9. Rationale why this project can and should be done by YOU. Why you are “uniquely positioned” to do this work, rather than all of the others writing RO1s to do similar stuff. Better yet: be the only person equipped and positioned to do something really important
10. “Our specific aims are….” Each aim should begin with a good strong action verb and it should be short and sweet, like PhysioProf sez. The second part of each aim (sentence 2) should have a hypothesis that is the smaller part of the central hypothesis tested by that aim. The aims part is 3 X recursive. Ideally, as the Prof said, aim 1 is mostly accomplished already. Aim 2 might not be accomplished, but is a “slam dunk,” The 3rd aim shows your incredible vision and foresight in terms of pushing the envelope–a bit more risky, with potential for higher payoff. Alternatively, disease-based proposals can propose some stuff in aim 3 to move the basic discoveries of aims 1 and 2 towards translation: animal models, clinical studies, etc.
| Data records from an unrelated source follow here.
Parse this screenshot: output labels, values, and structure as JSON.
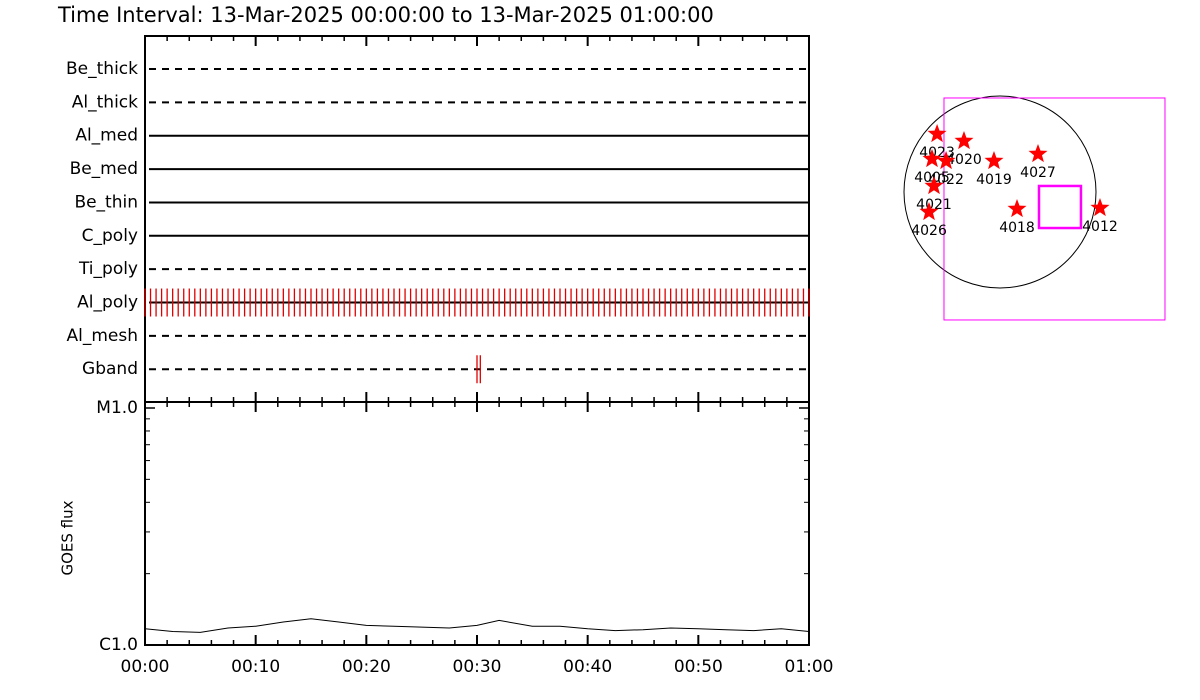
{
  "title": "Time Interval: 13-Mar-2025 00:00:00 to 13-Mar-2025 01:00:00",
  "chart_data": [
    {
      "type": "event",
      "color": "#e00000",
      "xlim": [
        0,
        60
      ],
      "xticks": [
        {
          "value": 0,
          "label": "00:00"
        },
        {
          "value": 10,
          "label": "00:10"
        },
        {
          "value": 20,
          "label": "00:20"
        },
        {
          "value": 30,
          "label": "00:30"
        },
        {
          "value": 40,
          "label": "00:40"
        },
        {
          "value": 50,
          "label": "00:50"
        },
        {
          "value": 60,
          "label": "01:00"
        }
      ],
      "xminor": [
        2,
        4,
        6,
        8,
        12,
        14,
        16,
        18,
        22,
        24,
        26,
        28,
        32,
        34,
        36,
        38,
        42,
        44,
        46,
        48,
        52,
        54,
        56,
        58
      ],
      "series": [
        {
          "name": "Be_thick",
          "style": "dashed",
          "values": []
        },
        {
          "name": "Al_thick",
          "style": "dashed",
          "values": []
        },
        {
          "name": "Al_med",
          "style": "solid",
          "values": []
        },
        {
          "name": "Be_med",
          "style": "solid",
          "values": []
        },
        {
          "name": "Be_thin",
          "style": "solid",
          "values": []
        },
        {
          "name": "C_poly",
          "style": "solid",
          "values": []
        },
        {
          "name": "Ti_poly",
          "style": "dashed",
          "values": []
        },
        {
          "name": "Al_poly",
          "style": "solid",
          "values": [
            0,
            0.5,
            1,
            1.5,
            2,
            2.5,
            3,
            3.5,
            4,
            4.5,
            5,
            5.5,
            6,
            6.5,
            7,
            7.5,
            8,
            8.5,
            9,
            9.5,
            10,
            10.5,
            11,
            11.5,
            12,
            12.5,
            13,
            13.5,
            14,
            14.5,
            15,
            15.5,
            16,
            16.5,
            17,
            17.5,
            18,
            18.5,
            19,
            19.5,
            20,
            20.5,
            21,
            21.5,
            22,
            22.5,
            23,
            23.5,
            24,
            24.5,
            25,
            25.5,
            26,
            26.5,
            27,
            27.5,
            28,
            28.5,
            29,
            29.5,
            30,
            30.5,
            31,
            31.5,
            32,
            32.5,
            33,
            33.5,
            34,
            34.5,
            35,
            35.5,
            36,
            36.5,
            37,
            37.5,
            38,
            38.5,
            39,
            39.5,
            40,
            40.5,
            41,
            41.5,
            42,
            42.5,
            43,
            43.5,
            44,
            44.5,
            45,
            45.5,
            46,
            46.5,
            47,
            47.5,
            48,
            48.5,
            49,
            49.5,
            50,
            50.5,
            51,
            51.5,
            52,
            52.5,
            53,
            53.5,
            54,
            54.5,
            55,
            55.5,
            56,
            56.5,
            57,
            57.5,
            58,
            58.5,
            59,
            59.5,
            60
          ]
        },
        {
          "name": "Al_mesh",
          "style": "dashed",
          "values": []
        },
        {
          "name": "Gband",
          "style": "dashed",
          "values": [
            30.0,
            30.3
          ]
        }
      ]
    },
    {
      "type": "line",
      "ylabel": "GOES flux",
      "log": true,
      "color": "#000000",
      "ylim": [
        1e-06,
        1e-05
      ],
      "yticks": [
        {
          "value": 1e-06,
          "label": "C1.0"
        },
        {
          "value": 1e-05,
          "label": "M1.0"
        }
      ],
      "yminor": [
        2e-06,
        3e-06,
        4e-06,
        5e-06,
        6e-06,
        7e-06,
        8e-06,
        9e-06
      ],
      "x": [
        0,
        2.5,
        5,
        7.5,
        10,
        12.5,
        15,
        17.5,
        20,
        22.5,
        25,
        27.5,
        30,
        32,
        35,
        37.5,
        40,
        42.5,
        45,
        47.5,
        50,
        52.5,
        55,
        57.5,
        60
      ],
      "values": [
        1.17e-06,
        1.14e-06,
        1.13e-06,
        1.18e-06,
        1.2e-06,
        1.25e-06,
        1.29e-06,
        1.25e-06,
        1.21e-06,
        1.2e-06,
        1.19e-06,
        1.18e-06,
        1.21e-06,
        1.27e-06,
        1.2e-06,
        1.2e-06,
        1.17e-06,
        1.15e-06,
        1.16e-06,
        1.18e-06,
        1.17e-06,
        1.16e-06,
        1.15e-06,
        1.17e-06,
        1.14e-06
      ]
    },
    {
      "type": "scatter",
      "color": "#ff0000",
      "disk_radius": 970,
      "points": [
        {
          "label": "4023",
          "x": -636,
          "y": 586
        },
        {
          "label": "4020",
          "x": -364,
          "y": 515
        },
        {
          "label": "4005",
          "x": -687,
          "y": 333
        },
        {
          "label": "4022",
          "x": -545,
          "y": 313
        },
        {
          "label": "4019",
          "x": -61,
          "y": 313
        },
        {
          "label": "4027",
          "x": 384,
          "y": 384
        },
        {
          "label": "4021",
          "x": -667,
          "y": 61
        },
        {
          "label": "4026",
          "x": -717,
          "y": -202
        },
        {
          "label": "4018",
          "x": 172,
          "y": -172
        },
        {
          "label": "4012",
          "x": 1010,
          "y": -162
        }
      ],
      "box_color": "#ff00ff",
      "boxes": [
        {
          "x": [
            -566,
            1667
          ],
          "y": [
            -1293,
            950
          ]
        },
        {
          "x": [
            394,
            818
          ],
          "y": [
            -364,
            61
          ]
        }
      ]
    }
  ]
}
11. Innovation reminder: Toot your horn about how the research proposed is innovate and can “capitalize” on your unique advantage (training and past experience, innovative technique, great preliminary results). This is probably the most dispensable component of the 13, since innovation is “nice when you can justify it”, but few grants get slammed for being “not innovative enough, while plenty of innovative grants get slammed for not being logical or careful or detailed enough, especially if the applicant is a new investigator.
12. “At the end of this study, we will have…” The expected outcome, the payoff as a “deliverable.”
13. “Our studies will enrich science or lead to new understanding and identify novel drug targets, etc… This is the best possible human health benefit that might arise from this research in the LONG RUN. Your specificproject endpoint does not need to produce a cure–it just has to be a new, strong brick in a big construction project.